Les statistiques sur le mal-être des jeunes Français s’affinent : un peu plus de 8 % des enfants de 3 à 6 ans scolarisés en maternelle dans l’Hexagone connaissent au moins une difficulté de santé mentale probable, selon une étude publiée mardi 10 décembre.
Il s’agit de la première enquête nationale sur la santé mentale qui s’intéresse, en France, aux enfants si jeunes. C’est un nouveau volet de l’étude épidémiologique sur le bien-être et la santé mentale des enfants de 3 à 11 ans scolarisés en France hexagonale (Enabee) menée par Santé publique France.
En combinant les points de vue des parents et des enseignants sur un échantillon représentatif de plus de 2 600 enfants, cette étude, menée en 2022, révèle que 8,3 % des enfants en maternelle ont « au moins une difficulté de santé mentale probable, de type émotionnel, oppositionnel ou inattention-hyperactivité, impactant leur vie quotidienne ». Autrement dit, environ 1 enfant sur 12 scolarisé en maternelle en France métropolitaine est concerné.
« Ces données posent la dimension du problème de santé publique », a commenté à l’Agence France-Presse (AFP) Stéphanie Monnier-Besnard, épidémiologiste et cheffe de projet de l’étude Enabee. Mais « ce n’est pas une surprise que les enfants si jeunes puissent rencontrer des difficultés de santé mentale probables, c’est cohérent avec » toutes les observations. Et, a-t-elle noté, « c’est le même ordre de grandeur que les résultats d’études approchantes en France ou dans des pays assez comparables, comme l’Allemagne ou les Etats-Unis ».
Dans le détail, 1,8 % des enfants scolarisés de la petite à la grande section de maternelle présentent des « difficultés émotionnelles », 5,9 % des « difficultés oppositionnelles », 1,9 % des « difficultés d’inattention-hyperactivité », estime l’étude, à partir des données recueillies par questionnaire – en ligne ou par téléphone – entre mai et juillet 2022.
« Même si la sensibilité accrue à la santé mentale peut éventuellement conduire à surestimer un peu certains phénomènes, c’est à mettre en balance avec le fait que la santé mentale des enfants a longtemps été laissée de côté et moins considérée que leur santé physique », a observé Mme Monnier-Besnard. Autre enseignement : les garçons présentent plus de difficultés probables avec un retentissement sur leur vie (11,3 %) que les filles (5,2 %).
« Sur les différences garçons-filles, les résultats sont cohérents avec les observations cliniques des professionnels de santé mentale notamment », a déclaré à l’AFP Nolwenn Regnault, responsable de l’unité périnatalité, petite enfance et santé mentale de Santé publique France.
Nécessité d’intervenir dès le plus jeune âge
Près de 13 % des enfants scolarisés en maternelle ont consulté au moins une fois un professionnel de santé pour des difficultés psychologiques ou d’apprentissage lors des douze mois précédant l’étude. Et environ un tiers des enfants présentant au moins un type de difficulté probable avec un retentissement sur leur vie quotidienne ont consulté un professionnel de santé mentale dans l’année précédente.
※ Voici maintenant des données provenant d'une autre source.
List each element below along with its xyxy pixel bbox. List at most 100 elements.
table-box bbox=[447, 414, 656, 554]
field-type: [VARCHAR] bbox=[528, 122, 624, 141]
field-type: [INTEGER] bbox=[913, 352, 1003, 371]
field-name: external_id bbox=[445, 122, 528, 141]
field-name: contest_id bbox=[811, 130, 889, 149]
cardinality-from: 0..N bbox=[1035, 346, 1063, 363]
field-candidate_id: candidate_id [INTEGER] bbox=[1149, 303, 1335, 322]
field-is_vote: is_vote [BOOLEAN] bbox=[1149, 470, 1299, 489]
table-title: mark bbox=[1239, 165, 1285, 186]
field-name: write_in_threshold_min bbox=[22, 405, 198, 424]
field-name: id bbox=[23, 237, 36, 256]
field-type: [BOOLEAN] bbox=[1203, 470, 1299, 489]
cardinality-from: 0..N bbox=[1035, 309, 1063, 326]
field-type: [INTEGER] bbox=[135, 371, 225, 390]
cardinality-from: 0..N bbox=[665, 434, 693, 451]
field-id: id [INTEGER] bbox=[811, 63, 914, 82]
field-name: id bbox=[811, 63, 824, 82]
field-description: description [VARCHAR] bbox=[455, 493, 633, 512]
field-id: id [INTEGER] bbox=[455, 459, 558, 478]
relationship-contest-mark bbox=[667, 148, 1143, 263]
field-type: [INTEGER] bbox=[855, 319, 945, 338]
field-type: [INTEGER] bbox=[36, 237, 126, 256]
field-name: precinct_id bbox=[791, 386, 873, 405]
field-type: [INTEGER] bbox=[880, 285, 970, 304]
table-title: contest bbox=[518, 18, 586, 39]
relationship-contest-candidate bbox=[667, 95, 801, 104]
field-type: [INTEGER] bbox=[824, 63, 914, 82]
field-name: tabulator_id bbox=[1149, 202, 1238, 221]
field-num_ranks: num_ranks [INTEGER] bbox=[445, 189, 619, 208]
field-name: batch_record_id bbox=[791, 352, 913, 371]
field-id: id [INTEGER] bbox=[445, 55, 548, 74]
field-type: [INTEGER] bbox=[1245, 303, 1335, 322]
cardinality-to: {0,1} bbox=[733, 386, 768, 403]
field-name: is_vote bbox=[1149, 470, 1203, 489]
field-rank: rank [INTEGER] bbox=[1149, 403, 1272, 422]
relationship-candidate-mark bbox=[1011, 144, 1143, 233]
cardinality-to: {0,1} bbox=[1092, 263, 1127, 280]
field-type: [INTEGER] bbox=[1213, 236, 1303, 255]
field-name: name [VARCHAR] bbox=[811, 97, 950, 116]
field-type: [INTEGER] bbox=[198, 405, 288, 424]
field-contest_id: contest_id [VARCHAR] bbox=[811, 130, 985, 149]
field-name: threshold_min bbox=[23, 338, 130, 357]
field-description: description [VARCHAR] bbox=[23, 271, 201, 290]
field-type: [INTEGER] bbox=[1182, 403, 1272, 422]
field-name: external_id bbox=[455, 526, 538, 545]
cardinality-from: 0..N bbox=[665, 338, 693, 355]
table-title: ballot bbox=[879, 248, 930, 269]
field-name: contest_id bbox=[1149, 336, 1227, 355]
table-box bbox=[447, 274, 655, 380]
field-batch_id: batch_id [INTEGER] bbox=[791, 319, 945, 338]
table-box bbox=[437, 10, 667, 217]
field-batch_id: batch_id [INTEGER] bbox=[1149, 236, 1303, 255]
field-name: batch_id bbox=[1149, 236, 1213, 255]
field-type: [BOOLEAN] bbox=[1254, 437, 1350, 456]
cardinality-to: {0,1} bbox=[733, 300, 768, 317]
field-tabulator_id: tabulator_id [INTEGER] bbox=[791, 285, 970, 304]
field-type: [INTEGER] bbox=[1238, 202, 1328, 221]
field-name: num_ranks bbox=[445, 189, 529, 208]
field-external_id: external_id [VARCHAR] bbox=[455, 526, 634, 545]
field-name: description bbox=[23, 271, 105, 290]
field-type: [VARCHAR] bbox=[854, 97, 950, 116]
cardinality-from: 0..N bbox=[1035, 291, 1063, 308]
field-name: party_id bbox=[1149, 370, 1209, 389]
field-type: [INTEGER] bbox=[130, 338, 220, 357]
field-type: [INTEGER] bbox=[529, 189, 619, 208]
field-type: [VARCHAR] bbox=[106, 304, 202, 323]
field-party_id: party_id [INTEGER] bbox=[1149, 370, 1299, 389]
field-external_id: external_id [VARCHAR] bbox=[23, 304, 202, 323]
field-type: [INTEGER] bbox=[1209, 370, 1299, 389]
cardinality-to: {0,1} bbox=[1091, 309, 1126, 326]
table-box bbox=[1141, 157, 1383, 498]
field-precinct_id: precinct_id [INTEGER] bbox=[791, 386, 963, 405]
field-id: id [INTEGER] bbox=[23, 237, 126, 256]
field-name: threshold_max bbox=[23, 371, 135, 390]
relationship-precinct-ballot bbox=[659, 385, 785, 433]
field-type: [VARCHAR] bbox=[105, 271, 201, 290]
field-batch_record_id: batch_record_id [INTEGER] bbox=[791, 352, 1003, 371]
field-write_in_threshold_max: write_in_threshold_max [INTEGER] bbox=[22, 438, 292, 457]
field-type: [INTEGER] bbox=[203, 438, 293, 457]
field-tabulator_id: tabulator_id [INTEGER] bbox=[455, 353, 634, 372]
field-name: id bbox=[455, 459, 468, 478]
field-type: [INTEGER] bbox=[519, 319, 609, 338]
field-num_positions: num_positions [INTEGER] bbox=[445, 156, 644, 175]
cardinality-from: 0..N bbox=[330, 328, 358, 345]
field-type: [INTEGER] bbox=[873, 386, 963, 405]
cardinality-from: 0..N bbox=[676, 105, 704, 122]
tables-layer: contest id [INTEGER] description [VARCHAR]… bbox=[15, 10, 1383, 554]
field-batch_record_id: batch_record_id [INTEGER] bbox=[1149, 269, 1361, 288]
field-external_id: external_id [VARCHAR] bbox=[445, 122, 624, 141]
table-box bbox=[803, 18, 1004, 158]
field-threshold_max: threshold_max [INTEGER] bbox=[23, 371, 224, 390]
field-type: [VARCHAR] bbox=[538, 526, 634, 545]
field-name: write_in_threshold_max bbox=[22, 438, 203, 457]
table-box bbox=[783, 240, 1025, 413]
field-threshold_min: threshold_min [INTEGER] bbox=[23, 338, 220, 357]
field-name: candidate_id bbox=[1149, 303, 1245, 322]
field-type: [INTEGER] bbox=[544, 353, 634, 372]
« Prudence » cependant sur l’interprétation des résultats, avertit Santé publique France, car « à ces âges précoces, les difficultés de comportement ou émotionnelles peuvent évoluer rapidement et leur mesure est impactée par les perceptions et attentes des adultes répondants ». Et il ne s’agit pas de diagnostics cliniques mais d’une représentation épidémiologique.
Il n’y a « pas de point de comparaison avec l’avant-Covid : Enabee décrit la situation en 2022, une prochaine édition de l’étude permettra de décrire les évolutions du bien-être et de la santé mentale des enfants », a expliqué Nolwenn Regnault.
Sachant que « la santé mentale des enfants est étroitement liée à de multiples facteurs », cette étude « permet de les identifier et de cibler les facteurs pouvant l’altérer et ce, dès la petite enfance, période critique du développement », a insisté la docteure Caroline Semaille, directrice générale de Santé publique France, dans un communiqué.
Cela confirme la nécessité d’intervenir dès le plus jeune âge et d’améliorer les dispositifs d’accompagnement en santé mentale avant 6 ans, selon l’agence, qui évoque, par exemple, les compétences psychosociales. Pour les 6-11 ans, 13 % présentaient au moins un trouble probable de santé mentale, selon le premier volet de l’étude, publié à la mi-2023 et intégrant aussi le regard des enfants. La santé mentale avait été déclarée « grande cause nationale » 2025 par feu le gouvernement Barnier. Un choix favorablement accueilli dans un secteur en crise persistante, où plusieurs voix ont surtout réclamé des moyens suffisants.